La vigilanza può essere esercitata in qualsiasi fase successiva al completamento della costruzione della macchina, non appena questa è resa disponibile per la distribuzione o l’utilizzo nell’Unione Europea. Le ispezioni possono svolgersi presso:

  • la sede del fabbricante, dell’importatore o del distributore;

  • le officine di società di noleggio;

  • i punti di transito o ai confini esterni dell’UE;

  • i locali dell’utilizzatore, distinguendo sempre le caratteristiche originarie dalla modifiche apportate in seguito, sulla base delle istruzioni tecniche fornite con la macchina.

Nella valutazione della conformità, le autorità di vigilanza tengono conto dello stato dell’arte, comprese le norme armonizzate in vigore al momento dell’immissione sul mercato, nonché dell’uso previsto dal fabbricante e dell’uso scorretto ragionevolmente prevedibile.

In Italia, l’articolo 6 del d.lgs. 17/2010 – di recepimento della Direttiva 2006/42/CE – attribuisce al Ministero delle imprese e del Made in Italy (ex Ministero dello sviluppo economico) e al Ministero del lavoro e delle politiche sociali le funzioni di autorità di vigilanza del mercato per macchine e quasi-macchine, individuando l’INAIL come soggetto incaricato degli accertamenti di carattere tecnico.
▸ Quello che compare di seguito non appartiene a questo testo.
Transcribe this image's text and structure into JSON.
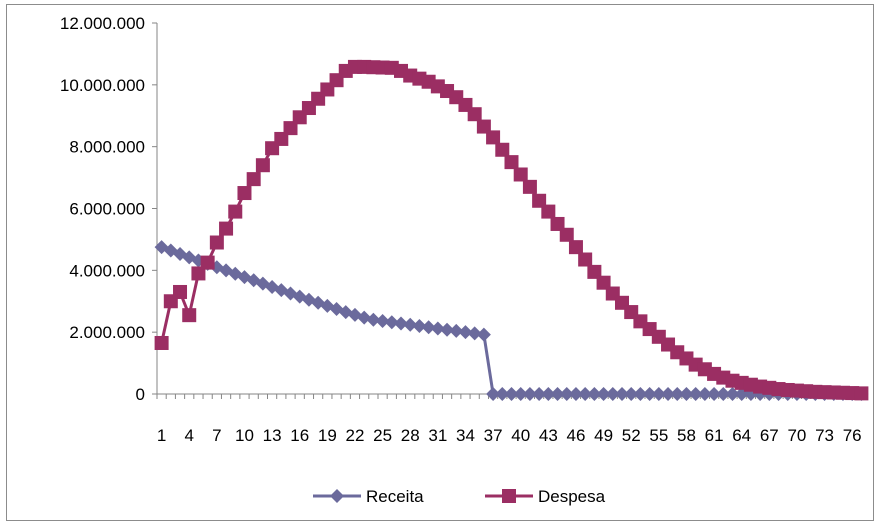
{
  "chart_data": {
    "type": "line",
    "title": "",
    "xlabel": "",
    "ylabel": "",
    "ylim": [
      0,
      12000000
    ],
    "yticks": [
      0,
      2000000,
      4000000,
      6000000,
      8000000,
      10000000,
      12000000
    ],
    "ytick_labels": [
      "0",
      "2.000.000",
      "4.000.000",
      "6.000.000",
      "8.000.000",
      "10.000.000",
      "12.000.000"
    ],
    "x": [
      1,
      2,
      3,
      4,
      5,
      6,
      7,
      8,
      9,
      10,
      11,
      12,
      13,
      14,
      15,
      16,
      17,
      18,
      19,
      20,
      21,
      22,
      23,
      24,
      25,
      26,
      27,
      28,
      29,
      30,
      31,
      32,
      33,
      34,
      35,
      36,
      37,
      38,
      39,
      40,
      41,
      42,
      43,
      44,
      45,
      46,
      47,
      48,
      49,
      50,
      51,
      52,
      53,
      54,
      55,
      56,
      57,
      58,
      59,
      60,
      61,
      62,
      63,
      64,
      65,
      66,
      67,
      68,
      69,
      70,
      71,
      72,
      73,
      74,
      75,
      76,
      77
    ],
    "xtick_labels": [
      "1",
      "4",
      "7",
      "10",
      "13",
      "16",
      "19",
      "22",
      "25",
      "28",
      "31",
      "34",
      "37",
      "40",
      "43",
      "46",
      "49",
      "52",
      "55",
      "58",
      "61",
      "64",
      "67",
      "70",
      "73",
      "76"
    ],
    "grid": false,
    "legend_position": "bottom",
    "series": [
      {
        "name": "Receita",
        "color": "#6b6a9c",
        "marker": "diamond",
        "values": [
          4750000,
          4640000,
          4530000,
          4420000,
          4320000,
          4210000,
          4100000,
          4000000,
          3890000,
          3780000,
          3680000,
          3570000,
          3460000,
          3360000,
          3250000,
          3150000,
          3050000,
          2950000,
          2850000,
          2750000,
          2650000,
          2560000,
          2470000,
          2400000,
          2360000,
          2320000,
          2280000,
          2240000,
          2200000,
          2160000,
          2120000,
          2080000,
          2040000,
          2000000,
          1960000,
          1920000,
          0,
          0,
          0,
          0,
          0,
          0,
          0,
          0,
          0,
          0,
          0,
          0,
          0,
          0,
          0,
          0,
          0,
          0,
          0,
          0,
          0,
          0,
          0,
          0,
          0,
          0,
          0,
          0,
          0,
          0,
          0,
          0,
          0,
          0,
          0,
          0,
          0,
          0,
          0,
          0,
          0
        ]
      },
      {
        "name": "Despesa",
        "color": "#9b2e63",
        "marker": "square",
        "values": [
          1650000,
          3000000,
          3300000,
          2550000,
          3900000,
          4250000,
          4900000,
          5350000,
          5900000,
          6500000,
          6950000,
          7400000,
          7950000,
          8250000,
          8600000,
          8950000,
          9250000,
          9550000,
          9850000,
          10150000,
          10450000,
          10580000,
          10580000,
          10570000,
          10560000,
          10550000,
          10450000,
          10300000,
          10200000,
          10100000,
          9950000,
          9800000,
          9600000,
          9350000,
          9050000,
          8650000,
          8300000,
          7900000,
          7500000,
          7100000,
          6700000,
          6250000,
          5900000,
          5500000,
          5150000,
          4750000,
          4350000,
          3950000,
          3600000,
          3250000,
          2950000,
          2650000,
          2350000,
          2100000,
          1850000,
          1600000,
          1350000,
          1150000,
          950000,
          800000,
          650000,
          530000,
          430000,
          360000,
          300000,
          240000,
          200000,
          160000,
          130000,
          110000,
          90000,
          70000,
          60000,
          50000,
          40000,
          30000,
          20000
        ]
      }
    ]
  }
}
Qualora le autorità di vigilanza nutrano dubbi circa la conformità della macchina ai requisiti essenziali di sicurezza e tutela della salute, possono richiedere al fabbricante:

  1. il fascicolo tecnico previsto per le macchine complete;

  2. la documentazione tecnica pertinente per le quasi-macchine.

L’INAIL, esaminando le parti rilevanti del fascicolo o della documentazione trasmessa, valuta le soluzioni adottate dal fabbricante per gestire i rischi associati alla macchina, accertando il rispetto dei requisiti essenziali segnalati come presunti non conformi. La mancata presentazione del fascicolo tecnico o della documentazione richiesta, entro il termine motivatamente fissato dall’autorità di vigilanza, può costituire di per sé elemento sufficiente per dubitare della conformità del prodotto (cfr. Allegato VII, sezione A, punto 3 e sezione B, lettera b) della Direttiva macchine).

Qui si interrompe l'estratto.